Para no mostrarse desesperado o ansioso, dejó pasar sin mandarle mensajes toda la semana. Recién el viernes, le propuso que se vieran esa noche, en algún bar o en un bailable, pero ella, esquiva, le arguyó que saldría con las chicas de la Facu y que tal vez fueran a Luna. Él interpretó aquello como un guiño, una invitación, y antes de dejar la conversación —mental, se entiende—, le mandó un nos vemos que a su juicio significaba un compromiso indeclinable. Antes de la madrugada, ya bañado, peinado y solo, se constituyó en el local, pagó la entrada, subió la escalera y se aseguró una visión panorámica desde la barra lateral. Como pasaban los minutos y no la veía, intentó comunicarse del modo en que lo venían practicando, pero tuvo la sensación de que el exceso de interferencias frustraba el contacto. Culpó a la música, por supuesto, cuyos decibeles exagerados, está estudiado por los expertos, afectan la propagación de otras ondas no amplificadas. Así que dio siete vueltas por el boliche —tampoco es tan grande— antes de que la decepción lo empujara, primero a la calle y luego a su casa.

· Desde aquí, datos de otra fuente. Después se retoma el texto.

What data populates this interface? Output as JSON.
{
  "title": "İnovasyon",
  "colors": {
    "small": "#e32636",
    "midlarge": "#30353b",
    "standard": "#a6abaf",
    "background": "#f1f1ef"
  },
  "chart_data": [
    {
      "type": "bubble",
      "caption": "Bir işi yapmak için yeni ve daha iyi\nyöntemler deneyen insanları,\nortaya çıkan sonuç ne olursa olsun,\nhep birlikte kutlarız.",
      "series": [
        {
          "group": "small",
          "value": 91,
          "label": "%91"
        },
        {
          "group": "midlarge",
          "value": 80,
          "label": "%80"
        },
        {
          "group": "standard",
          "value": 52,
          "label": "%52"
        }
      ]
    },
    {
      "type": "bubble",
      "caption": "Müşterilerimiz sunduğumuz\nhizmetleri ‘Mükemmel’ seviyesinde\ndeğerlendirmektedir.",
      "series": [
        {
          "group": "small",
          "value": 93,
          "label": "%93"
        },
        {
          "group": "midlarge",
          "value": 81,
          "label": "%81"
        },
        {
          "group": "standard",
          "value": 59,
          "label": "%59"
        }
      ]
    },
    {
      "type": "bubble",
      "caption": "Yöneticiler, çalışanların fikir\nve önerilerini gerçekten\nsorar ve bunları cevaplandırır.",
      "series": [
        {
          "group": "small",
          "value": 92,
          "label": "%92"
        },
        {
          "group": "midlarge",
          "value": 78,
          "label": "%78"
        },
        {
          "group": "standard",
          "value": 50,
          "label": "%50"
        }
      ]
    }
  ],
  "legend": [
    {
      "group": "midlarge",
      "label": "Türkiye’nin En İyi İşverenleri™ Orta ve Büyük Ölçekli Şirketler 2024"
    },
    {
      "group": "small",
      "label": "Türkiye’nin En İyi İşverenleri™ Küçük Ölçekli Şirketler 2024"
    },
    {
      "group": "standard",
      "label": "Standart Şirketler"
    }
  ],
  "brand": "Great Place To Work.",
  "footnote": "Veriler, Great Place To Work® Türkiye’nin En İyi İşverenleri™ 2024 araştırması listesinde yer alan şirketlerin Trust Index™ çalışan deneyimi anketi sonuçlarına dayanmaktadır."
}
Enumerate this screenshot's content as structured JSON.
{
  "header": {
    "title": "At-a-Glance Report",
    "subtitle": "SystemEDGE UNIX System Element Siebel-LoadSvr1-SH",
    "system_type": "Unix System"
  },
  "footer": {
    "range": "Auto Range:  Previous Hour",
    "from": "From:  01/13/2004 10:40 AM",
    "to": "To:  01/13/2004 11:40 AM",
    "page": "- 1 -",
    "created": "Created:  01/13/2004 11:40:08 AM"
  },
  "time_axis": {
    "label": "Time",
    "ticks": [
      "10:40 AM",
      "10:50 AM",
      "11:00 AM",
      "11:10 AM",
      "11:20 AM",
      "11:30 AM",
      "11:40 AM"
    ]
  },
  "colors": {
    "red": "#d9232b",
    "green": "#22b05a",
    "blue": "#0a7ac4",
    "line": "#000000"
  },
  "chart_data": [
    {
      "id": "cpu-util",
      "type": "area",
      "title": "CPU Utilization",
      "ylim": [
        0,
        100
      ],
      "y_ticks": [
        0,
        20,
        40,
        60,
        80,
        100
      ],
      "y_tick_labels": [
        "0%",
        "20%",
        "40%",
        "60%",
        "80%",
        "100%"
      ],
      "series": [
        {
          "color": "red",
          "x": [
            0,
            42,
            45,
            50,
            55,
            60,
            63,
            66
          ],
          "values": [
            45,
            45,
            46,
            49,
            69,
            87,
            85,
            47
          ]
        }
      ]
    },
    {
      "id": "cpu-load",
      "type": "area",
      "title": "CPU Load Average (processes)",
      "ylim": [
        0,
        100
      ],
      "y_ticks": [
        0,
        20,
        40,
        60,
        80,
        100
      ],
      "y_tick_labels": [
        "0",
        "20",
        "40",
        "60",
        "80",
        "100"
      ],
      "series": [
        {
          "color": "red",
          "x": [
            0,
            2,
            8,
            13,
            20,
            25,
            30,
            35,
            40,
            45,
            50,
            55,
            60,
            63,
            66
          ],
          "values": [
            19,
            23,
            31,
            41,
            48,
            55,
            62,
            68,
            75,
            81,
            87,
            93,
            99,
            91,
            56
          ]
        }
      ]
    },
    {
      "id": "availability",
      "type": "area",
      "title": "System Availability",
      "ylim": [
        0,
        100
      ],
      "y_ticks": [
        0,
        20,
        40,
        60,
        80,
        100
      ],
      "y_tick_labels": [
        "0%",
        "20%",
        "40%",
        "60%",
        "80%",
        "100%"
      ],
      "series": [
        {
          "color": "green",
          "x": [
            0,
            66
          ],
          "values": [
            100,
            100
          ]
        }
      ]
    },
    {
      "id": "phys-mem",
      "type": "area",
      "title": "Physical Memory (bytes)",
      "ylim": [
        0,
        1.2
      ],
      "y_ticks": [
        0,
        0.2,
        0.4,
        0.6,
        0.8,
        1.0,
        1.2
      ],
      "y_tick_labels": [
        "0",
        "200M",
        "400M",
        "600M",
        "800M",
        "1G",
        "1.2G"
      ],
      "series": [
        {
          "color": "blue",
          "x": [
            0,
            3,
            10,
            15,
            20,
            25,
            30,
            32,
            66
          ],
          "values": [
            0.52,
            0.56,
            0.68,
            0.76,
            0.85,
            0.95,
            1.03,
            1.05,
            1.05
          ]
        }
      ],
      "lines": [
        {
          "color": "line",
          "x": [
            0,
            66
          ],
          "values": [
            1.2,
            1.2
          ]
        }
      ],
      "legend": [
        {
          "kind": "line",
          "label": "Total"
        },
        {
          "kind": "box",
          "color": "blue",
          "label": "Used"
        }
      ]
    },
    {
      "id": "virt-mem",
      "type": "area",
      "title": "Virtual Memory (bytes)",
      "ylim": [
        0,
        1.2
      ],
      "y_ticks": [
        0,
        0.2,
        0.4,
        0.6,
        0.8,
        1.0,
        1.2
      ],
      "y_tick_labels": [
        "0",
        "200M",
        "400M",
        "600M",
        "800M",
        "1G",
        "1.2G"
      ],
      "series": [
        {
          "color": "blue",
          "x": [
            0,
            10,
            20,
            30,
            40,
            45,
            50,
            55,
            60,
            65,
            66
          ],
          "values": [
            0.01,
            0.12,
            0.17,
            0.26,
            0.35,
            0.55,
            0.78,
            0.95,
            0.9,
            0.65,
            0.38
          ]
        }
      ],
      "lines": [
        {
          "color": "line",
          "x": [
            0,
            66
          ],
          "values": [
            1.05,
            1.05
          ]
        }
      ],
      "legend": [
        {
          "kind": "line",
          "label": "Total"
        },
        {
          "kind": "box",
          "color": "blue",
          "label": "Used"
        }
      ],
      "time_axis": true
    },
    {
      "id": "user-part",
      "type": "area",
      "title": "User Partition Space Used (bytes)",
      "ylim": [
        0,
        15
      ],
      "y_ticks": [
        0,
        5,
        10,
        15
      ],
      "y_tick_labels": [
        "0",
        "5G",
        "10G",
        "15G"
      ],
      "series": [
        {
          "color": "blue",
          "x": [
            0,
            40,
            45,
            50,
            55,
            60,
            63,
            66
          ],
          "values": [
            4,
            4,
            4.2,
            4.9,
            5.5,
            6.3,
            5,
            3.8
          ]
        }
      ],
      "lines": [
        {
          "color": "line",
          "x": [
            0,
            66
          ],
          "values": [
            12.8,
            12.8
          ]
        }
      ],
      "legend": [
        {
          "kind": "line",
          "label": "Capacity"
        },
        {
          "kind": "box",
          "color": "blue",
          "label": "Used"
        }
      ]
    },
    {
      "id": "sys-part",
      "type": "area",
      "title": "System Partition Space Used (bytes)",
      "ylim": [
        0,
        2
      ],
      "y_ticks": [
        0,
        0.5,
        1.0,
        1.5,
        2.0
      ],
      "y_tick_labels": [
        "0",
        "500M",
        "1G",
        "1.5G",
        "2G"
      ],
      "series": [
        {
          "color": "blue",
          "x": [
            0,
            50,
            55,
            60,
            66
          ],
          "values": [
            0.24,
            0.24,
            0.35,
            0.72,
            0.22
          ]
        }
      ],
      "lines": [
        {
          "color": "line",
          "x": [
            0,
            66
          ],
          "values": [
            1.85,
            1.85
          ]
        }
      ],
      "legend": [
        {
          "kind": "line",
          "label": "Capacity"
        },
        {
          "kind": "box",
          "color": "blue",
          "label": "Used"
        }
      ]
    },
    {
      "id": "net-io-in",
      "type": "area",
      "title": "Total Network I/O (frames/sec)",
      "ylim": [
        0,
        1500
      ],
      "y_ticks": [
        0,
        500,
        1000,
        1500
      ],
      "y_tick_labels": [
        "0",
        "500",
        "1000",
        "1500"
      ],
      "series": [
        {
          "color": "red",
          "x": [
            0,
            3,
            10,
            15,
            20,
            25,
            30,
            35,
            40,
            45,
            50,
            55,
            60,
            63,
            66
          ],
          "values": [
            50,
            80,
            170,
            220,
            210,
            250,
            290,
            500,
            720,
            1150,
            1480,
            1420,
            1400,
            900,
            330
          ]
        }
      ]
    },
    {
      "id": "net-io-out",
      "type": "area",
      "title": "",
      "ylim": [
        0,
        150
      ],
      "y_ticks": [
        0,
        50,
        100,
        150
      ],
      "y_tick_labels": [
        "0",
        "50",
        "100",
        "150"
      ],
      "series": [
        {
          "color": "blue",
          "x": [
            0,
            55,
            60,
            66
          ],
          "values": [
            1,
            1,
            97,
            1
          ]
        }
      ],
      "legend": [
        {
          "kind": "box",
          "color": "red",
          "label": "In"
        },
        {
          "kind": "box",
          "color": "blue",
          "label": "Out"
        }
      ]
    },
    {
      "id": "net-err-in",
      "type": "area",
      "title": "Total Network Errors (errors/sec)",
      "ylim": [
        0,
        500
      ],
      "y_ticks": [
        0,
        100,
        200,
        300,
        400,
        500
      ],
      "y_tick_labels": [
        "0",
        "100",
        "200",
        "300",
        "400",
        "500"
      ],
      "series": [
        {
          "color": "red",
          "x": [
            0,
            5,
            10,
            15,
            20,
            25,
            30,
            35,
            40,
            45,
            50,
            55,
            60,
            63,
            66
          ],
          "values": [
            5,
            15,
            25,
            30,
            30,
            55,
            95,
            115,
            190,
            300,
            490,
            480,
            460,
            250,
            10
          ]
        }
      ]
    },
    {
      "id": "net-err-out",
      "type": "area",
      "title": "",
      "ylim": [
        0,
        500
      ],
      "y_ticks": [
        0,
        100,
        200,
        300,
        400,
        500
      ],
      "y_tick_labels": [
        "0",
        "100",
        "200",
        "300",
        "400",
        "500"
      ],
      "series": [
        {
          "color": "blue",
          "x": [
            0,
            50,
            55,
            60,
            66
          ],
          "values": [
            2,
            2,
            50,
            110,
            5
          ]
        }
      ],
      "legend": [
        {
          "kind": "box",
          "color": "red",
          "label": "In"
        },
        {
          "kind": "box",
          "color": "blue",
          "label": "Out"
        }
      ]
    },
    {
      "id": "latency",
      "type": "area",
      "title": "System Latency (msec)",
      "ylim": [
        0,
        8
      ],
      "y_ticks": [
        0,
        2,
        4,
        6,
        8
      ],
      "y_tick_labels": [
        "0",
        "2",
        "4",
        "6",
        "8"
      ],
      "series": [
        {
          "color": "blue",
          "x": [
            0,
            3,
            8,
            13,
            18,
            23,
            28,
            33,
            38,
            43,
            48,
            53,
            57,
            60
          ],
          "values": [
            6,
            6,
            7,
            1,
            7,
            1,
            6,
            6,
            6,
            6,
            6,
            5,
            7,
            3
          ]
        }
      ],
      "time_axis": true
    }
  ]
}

Y madrugó el sábado. Sí, se levantó temprano y de mal humor, una fórmula que nunca arroja ganancias. Por eso, empezó a reprocharle a ella que no había ido, que no había estado donde iban a verse y él se había privado de un programa alternativo, con asado y amigos, por ir corriendo a buscarla. Por la actitud o el horario, ella tardó en responderle y, cuando lo hizo, fue levantando un escudo de excusas. Discutieron. Por supuesto; es lo habitual en las parejas que se desencuentran, aun en las que todavía no han formalizado o ni siquiera hablado, que es el primer paso en cualquier relación humana, salvo que comiencen a frecuentarse en una fiesta electrónica. Al final, remando, pudo remontarla y quedaron que esa noche, sí, ese día a las once y media o doce, se verían en un bar de Pichincha.
Letal fue su decepción. Apenas entró, a horario por supuesto, la encontró vestida con unas botas y pantalón de montar como si fuera —o viniera— de cabalgar con el unicornio. Encima, la asediaba una espalda de rugbier que culminaba en un cráneo calvo y sin cuello. Le agarró tal bronca que se masticaba el vaso de chopp que acababan de traerle y, de inmediato, le largó el aviso —mental, se entiende— de que estaba esperándola y, para peor, que la estaba viendo. No ves que él llegó primero, no seas pesado... le respondió desfachatada, y quiso pensar que se trataba de un error, que estaba escuchando una comunicación ajena. Claro: él no sentía que aquel reclamo fuera justo, apropiado. Tampoco quería fomentar una disputa estéril porque tal vez ella, así como estaba allí por él, podía ser que se desembarazara del desubicado ese que, no solo lo había primereado sino que, mostrando un costado insolente, apoyaba una manito pícara en la frontera entre la cintura y la comba de las nalgas de ella. Inquieto, se deslizó a un costado para colarse en su campo visual. Así, era imposible que ella no se enterara de su presencia. Pero parecía ignorarlo a pesar de los ey, soltá a ese paquete, mirá ya estoy acá, que él disparaba, insistente, a la decorosa distancia de tres o cuatro metros en línea recta. No hubo caso: pocos minutos después, su cita se dejaba devorar por la posible boca de la brillosa bocha. Y todo ahí, en un pub, a la vista de cualquiera... un desastre.
Antes de derrumbarse en la decepción, preludio de otra memorable borrachera, se dijo que tal vez no fuera ella, no, que podía estar equivocado siendo que la había visto sólo una vez, y cinco minutos, sentada en un banco y de tarde. Como fuera, pensó en su dolor, debería buscar un medio más efectivo de comunicación si es que aspiraba a conquistar a alguna señorita.